Miranda havia informado o número errado. Preferiu que o deixasse duas ruas antes, para que ele não soubesse onde era sua morada. De qualquer forma, o que adiantaria ele saber ou não? Não interessava. Estava mergulhando numa paranóia absoluta e incurável. Sentia aversão ao outro e não queria qualquer forma de contato afetivo. Por quanto tempo viveria como Nietzsche ou Schopenhauer?

- Obrigado. - Saiu do carro sem olhar pra trás. Miranda ficou parado em frente ao sobrado pegou as chaves no bolso, e fingiu que abria o cadeado. O carro de Santiago não se moveu. Miranda virou-se e foi até a janela do carona. - Qual o seu problema, cara? Deixe-me em paz. Acredito que já tive demais por essa noite. Agora vá que você vai acordar a minha avó doente fazendo esses cachorros latirem!

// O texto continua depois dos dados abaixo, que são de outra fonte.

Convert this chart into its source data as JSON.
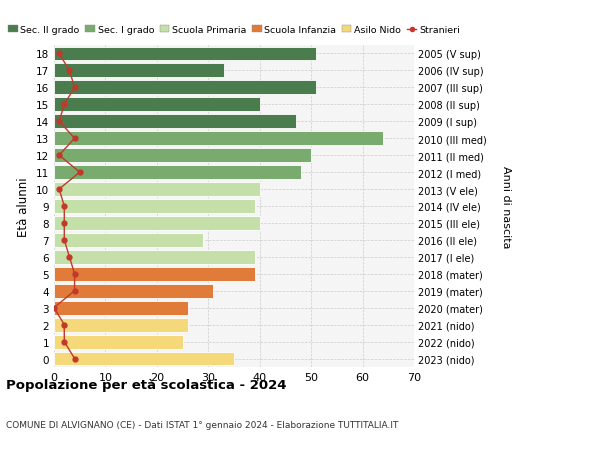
{
  "ages": [
    18,
    17,
    16,
    15,
    14,
    13,
    12,
    11,
    10,
    9,
    8,
    7,
    6,
    5,
    4,
    3,
    2,
    1,
    0
  ],
  "bar_values": [
    51,
    33,
    51,
    40,
    47,
    64,
    50,
    48,
    40,
    39,
    40,
    29,
    39,
    39,
    31,
    26,
    26,
    25,
    35
  ],
  "stranieri": [
    1,
    3,
    4,
    2,
    1,
    4,
    1,
    5,
    1,
    2,
    2,
    2,
    3,
    4,
    4,
    0,
    2,
    2,
    4
  ],
  "right_labels": [
    "2005 (V sup)",
    "2006 (IV sup)",
    "2007 (III sup)",
    "2008 (II sup)",
    "2009 (I sup)",
    "2010 (III med)",
    "2011 (II med)",
    "2012 (I med)",
    "2013 (V ele)",
    "2014 (IV ele)",
    "2015 (III ele)",
    "2016 (II ele)",
    "2017 (I ele)",
    "2018 (mater)",
    "2019 (mater)",
    "2020 (mater)",
    "2021 (nido)",
    "2022 (nido)",
    "2023 (nido)"
  ],
  "bar_colors": [
    "#4a7c4e",
    "#4a7c4e",
    "#4a7c4e",
    "#4a7c4e",
    "#4a7c4e",
    "#7aab6e",
    "#7aab6e",
    "#7aab6e",
    "#c5dfa8",
    "#c5dfa8",
    "#c5dfa8",
    "#c5dfa8",
    "#c5dfa8",
    "#e07b3a",
    "#e07b3a",
    "#e07b3a",
    "#f5d87a",
    "#f5d87a",
    "#f5d87a"
  ],
  "legend_labels": [
    "Sec. II grado",
    "Sec. I grado",
    "Scuola Primaria",
    "Scuola Infanzia",
    "Asilo Nido",
    "Stranieri"
  ],
  "legend_colors": [
    "#4a7c4e",
    "#7aab6e",
    "#c5dfa8",
    "#e07b3a",
    "#f5d87a",
    "#c0392b"
  ],
  "title": "Popolazione per età scolastica - 2024",
  "subtitle": "COMUNE DI ALVIGNANO (CE) - Dati ISTAT 1° gennaio 2024 - Elaborazione TUTTITALIA.IT",
  "ylabel": "Età alunni",
  "right_ylabel": "Anni di nascita",
  "xlim": [
    0,
    70
  ],
  "xticks": [
    0,
    10,
    20,
    30,
    40,
    50,
    60,
    70
  ],
  "background_color": "#f5f5f5",
  "stranieri_color": "#c0392b"
}
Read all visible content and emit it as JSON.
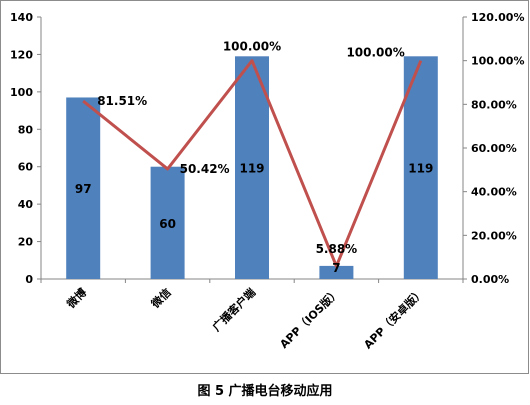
{
  "chart_data": {
    "type": "bar+line",
    "categories": [
      "微博",
      "微信",
      "广播客户端",
      "APP（IOS版）",
      "APP（安卓版）"
    ],
    "series": [
      {
        "values": [
          97,
          60,
          119,
          7,
          119
        ],
        "kind": "bar",
        "axis": "left",
        "color": "#4f81bd",
        "labels": [
          "97",
          "60",
          "119",
          "7",
          "119"
        ]
      },
      {
        "values": [
          81.51,
          50.42,
          100.0,
          5.88,
          100.0
        ],
        "kind": "line",
        "axis": "right",
        "color": "#c0504d",
        "labels": [
          "81.51%",
          "50.42%",
          "100.00%",
          "5.88%",
          "100.00%"
        ]
      }
    ],
    "left_axis": {
      "min": 0,
      "max": 140,
      "step": 20,
      "ticks": [
        "0",
        "20",
        "40",
        "60",
        "80",
        "100",
        "120",
        "140"
      ]
    },
    "right_axis": {
      "min": 0,
      "max": 120,
      "step": 20,
      "ticks": [
        "0.00%",
        "20.00%",
        "40.00%",
        "60.00%",
        "80.00%",
        "100.00%",
        "120.00%"
      ]
    },
    "grid": false,
    "legend": "none"
  },
  "caption": "图 5 广播电台移动应用"
}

Santiago tragava um cigarro que acabara de acender e corou com a retórica de Miranda. Sentiu-se incomodado com a acrimônia de suas palavras e resolveu dar partida. Engatou a primeira marcha enquanto Miranda se virava para continuar sua farsa infantil.

Esperou o carro virar a esquina e começou a caminhada de duas ruas até a casa. Em meio a passos sem muita firmeza, Miranda devaneava sobre o seu dia e fazia um retrospecto desde o dia em que o seu pai havia morrido, até a clipagem de um aneurisma da mãe. - Quantas mortes! Pelo visto eu sou o próximo. - instintivamente olhou pra trás e procurou alguém e não viu nada, apenas gatos na espreita brincando de acasalar com seus uivos desafinados.

"Devemos encarar com tolerância toda loucura, fracasso e vício dos outros, sabendo que encaramos apenas nossas próprias loucuras, fracassos e vícios." - Repetiu essa frase de Schopenhauer quinze vezes durante todo o caminho, até colocar a chave na fechadura.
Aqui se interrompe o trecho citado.